Starting with FGLGWS 3.20.15, the default IP protocol version used by a GWS client is now IPv4.

The ip.global.version entry in the fglprofile can be used to set the IP version. For instance, if you want to use IPv6, set ip.global.version="IPv6".

The previous default was to use IPv6 if available, and fall back on IPv4 if not. In some cases, the fallback led to performance issues. To use this previous behavior, set ip.global.version="undefined".

For more information on Web service IP configuration see IPv6 configuration.

Support for validating filenames in WSAttachments

Starting with FGLGWS 3.20.15, the high-level REST WSAttachment attribute supports validating file names in received files. There is an option to specify that the file name must match a regular expression pattern on the server side.
WSAttachment = "[a-zA-Z0-9_]*\.[a-zA-Z0-9_]*"

Prior to FGLGWS 3.20.15, file names in file attachments were not validated. It is recommended to use a regexp pattern to limit file names to a set of allowed characters, to avoid the risk of code injection. For more information, see WSAttachment.

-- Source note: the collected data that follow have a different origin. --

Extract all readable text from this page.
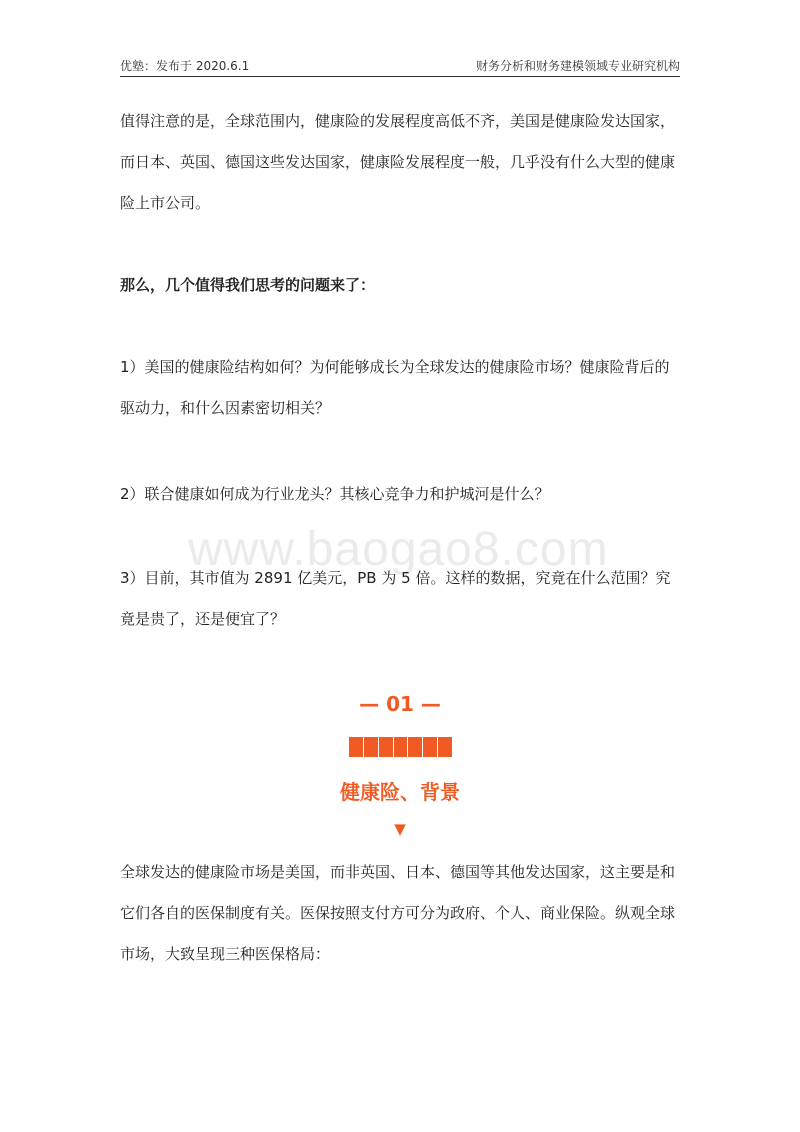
优塾：发布于 2020.6.1	财务分析和财务建模领域专业研究机构

值得注意的是，全球范围内，健康险的发展程度高低不齐，美国是健康险发达国家，而日本、英国、德国这些发达国家，健康险发展程度一般，几乎没有什么大型的健康险上市公司。

那么，几个值得我们思考的问题来了：

1）美国的健康险结构如何？为何能够成长为全球发达的健康险市场？健康险背后的驱动力，和什么因素密切相关？

2）联合健康如何成为行业龙头？其核心竞争力和护城河是什么？

www.baogao8.com

3）目前，其市值为 2891 亿美元，PB 为 5 倍。这样的数据，究竟在什么范围？究竟是贵了，还是便宜了？

— 01 —
健康险、背景
▼

全球发达的健康险市场是美国，而非英国、日本、德国等其他发达国家，这主要是和它们各自的医保制度有关。医保按照支付方可分为政府、个人、商业保险。纵观全球市场，大致呈现三种医保格局：
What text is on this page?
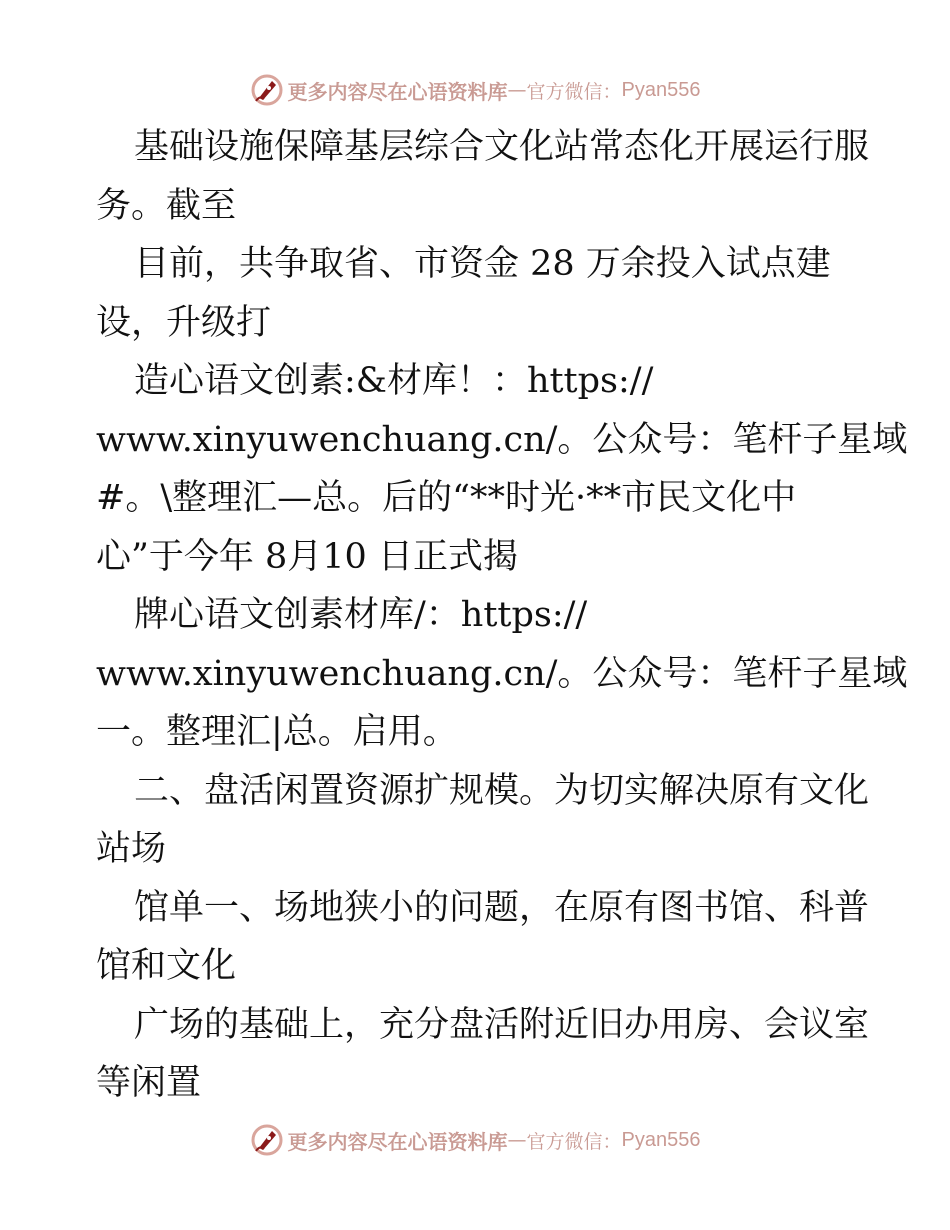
更多内容尽在心语资料库 — 官方微信： Pyan556
基础设施保障基层综合文化站常态化开展运行服
务。截至
目前，共争取省、市资金 28 万余投入试点建
设，升级打
造心语文创素:&材库！：https://
www.xinyuwenchuang.cn/。公众号：笔杆子星域
#。\整理汇—总。后的“**时光·**市民文化中
心”于今年 8月10 日正式揭
牌心语文创素材库/：https://
www.xinyuwenchuang.cn/。公众号：笔杆子星域
一。整理汇|总。启用。
二、盘活闲置资源扩规模。为切实解决原有文化
站场
馆单一、场地狭小的问题，在原有图书馆、科普
馆和文化
广场的基础上，充分盘活附近旧办用房、会议室
等闲置
更多内容尽在心语资料库 — 官方微信： Pyan556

Support for RFC 8693 in the Genero Identity Provider (GIP) creation of OAuth ID and access tokens with scopes

Starting with FGLGWS 3.20.17 (and FGLGWS 4.01.02), the GIP follows the standard RFC 8693 as the default method when creating OAuth ID and access tokens with the scope parameter.

Prior to 3.20.17, GIP created a JSON Web Token (JWT) with a "scopes" element defined as a JSON array for the list of scopes. Now, according to the RFC 8693 standard, the JWT has a "scope" element defined as a string with the scopes in a space-separated list.

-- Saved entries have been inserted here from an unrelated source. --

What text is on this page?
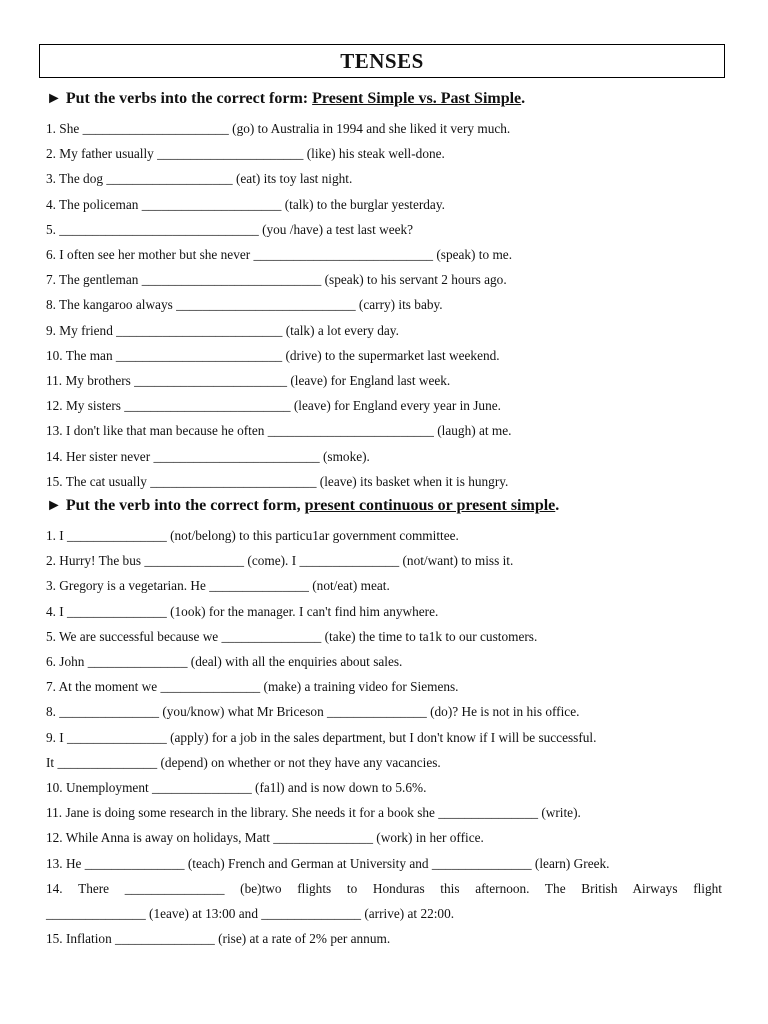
TENSES
► Put the verbs into the correct form: Present Simple vs. Past Simple.
1. She ______________________ (go) to Australia in 1994 and she liked it very much.
2. My father usually ______________________ (like) his steak well-done.
3. The dog ___________________ (eat) its toy last night.
4. The policeman _____________________ (talk) to the burglar yesterday.
5. ______________________________ (you /have) a test last week?
6. I often see her mother but she never ___________________________ (speak) to me.
7. The gentleman ___________________________ (speak) to his servant 2 hours ago.
8. The kangaroo always ___________________________ (carry) its baby.
9. My friend _________________________ (talk) a lot every day.
10. The man _________________________ (drive) to the supermarket last weekend.
11. My brothers _______________________ (leave) for England last week.
12. My sisters _________________________ (leave) for England every year in June.
13. I don't like that man because he often _________________________ (laugh) at me.
14. Her sister never _________________________ (smoke).
15. The cat usually _________________________ (leave) its basket when it is hungry.
► Put the verb into the correct form, present continuous or present simple.
1. I _______________ (not/belong) to this particu1ar government committee.
2. Hurry! The bus _______________ (come). I _______________ (not/want) to miss it.
3. Gregory is a vegetarian. He _______________ (not/eat) meat.
4. I _______________ (1ook) for the manager. I can't find him anywhere.
5. We are successful because we _______________ (take) the time to ta1k to our customers.
6. John _______________ (deal) with all the enquiries about sales.
7. At the moment we _______________ (make) a training video for Siemens.
8. _______________ (you/know) what Mr Briceson _______________ (do)? He is not in his office.
9. I _______________ (apply) for a job in the sales department, but I don't know if I will be successful.
It _______________ (depend) on whether or not they have any vacancies.
10. Unemployment _______________ (fa1l) and is now down to 5.6%.
11. Jane is doing some research in the library. She needs it for a book she _______________ (write).
12. While Anna is away on holidays, Matt _______________ (work) in her office.
13. He _______________ (teach) French and German at University and _______________ (learn) Greek.
14. There _______________ (be)two flights to Honduras this afternoon. The British Airways flight
_______________ (1eave) at 13:00 and _______________ (arrive) at 22:00.
15. Inflation _______________ (rise) at a rate of 2% per annum.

No action needs to be taken on your part, but if you have previously used the GIP to authenticate users launching applications and you want to use the new scope member, ensure that the OpenIDConnectServiceProvider.xcf and the GeneroAccessService.xcf delivered in the Genero Web Services package under $FGLDIR/web_utilities/services use FGLGWS 3.20.17 or higher. The OpenIDConnectService and GeneroAccessService services have been enhanced to handle both the old and new methods for exchanging scopes.

For more information about GIP, see the Genero Application Server User Guide.

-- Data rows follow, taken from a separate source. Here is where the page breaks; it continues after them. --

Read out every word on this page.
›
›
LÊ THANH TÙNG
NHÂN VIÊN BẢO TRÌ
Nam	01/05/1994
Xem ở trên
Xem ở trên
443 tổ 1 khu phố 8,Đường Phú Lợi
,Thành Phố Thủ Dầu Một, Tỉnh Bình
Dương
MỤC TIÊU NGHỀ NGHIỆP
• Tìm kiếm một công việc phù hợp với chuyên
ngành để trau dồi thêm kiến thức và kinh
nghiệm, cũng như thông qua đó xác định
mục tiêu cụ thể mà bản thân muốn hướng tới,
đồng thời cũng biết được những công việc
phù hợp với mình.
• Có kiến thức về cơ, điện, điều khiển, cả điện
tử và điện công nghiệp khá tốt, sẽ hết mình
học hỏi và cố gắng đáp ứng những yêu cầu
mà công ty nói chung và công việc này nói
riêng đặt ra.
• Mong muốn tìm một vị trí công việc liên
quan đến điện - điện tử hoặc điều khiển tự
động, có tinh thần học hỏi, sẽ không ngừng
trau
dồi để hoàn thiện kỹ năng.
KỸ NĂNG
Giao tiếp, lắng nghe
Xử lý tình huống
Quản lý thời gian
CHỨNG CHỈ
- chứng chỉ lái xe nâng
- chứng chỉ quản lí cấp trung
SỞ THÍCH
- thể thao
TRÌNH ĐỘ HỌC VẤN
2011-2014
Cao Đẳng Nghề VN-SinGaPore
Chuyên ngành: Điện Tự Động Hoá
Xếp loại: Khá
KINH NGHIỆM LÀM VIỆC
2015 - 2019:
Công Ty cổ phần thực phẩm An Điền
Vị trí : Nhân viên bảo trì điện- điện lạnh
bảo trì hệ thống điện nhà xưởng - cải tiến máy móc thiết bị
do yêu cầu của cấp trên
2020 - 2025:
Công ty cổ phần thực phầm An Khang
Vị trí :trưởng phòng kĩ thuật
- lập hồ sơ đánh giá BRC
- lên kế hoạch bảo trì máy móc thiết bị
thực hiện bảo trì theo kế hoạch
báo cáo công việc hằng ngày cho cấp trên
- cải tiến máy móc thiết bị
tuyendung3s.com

Dynamic zlib loading (to use system zlib)

Starting with FGLGWS 3.20.17 (and FGLGWS 4.01.03), the GWS modules requiring compression will search for the zlib library installed on the operating system, and fallback to a zlib library provided in FGLDIR/lib/wse.

In previous versions, a specific zlib was linked statically in libfglutils.so, that could enter into conflict with other components, such as JVM using the zlib of the system.

For more details, see GWS uses zlib to compress data.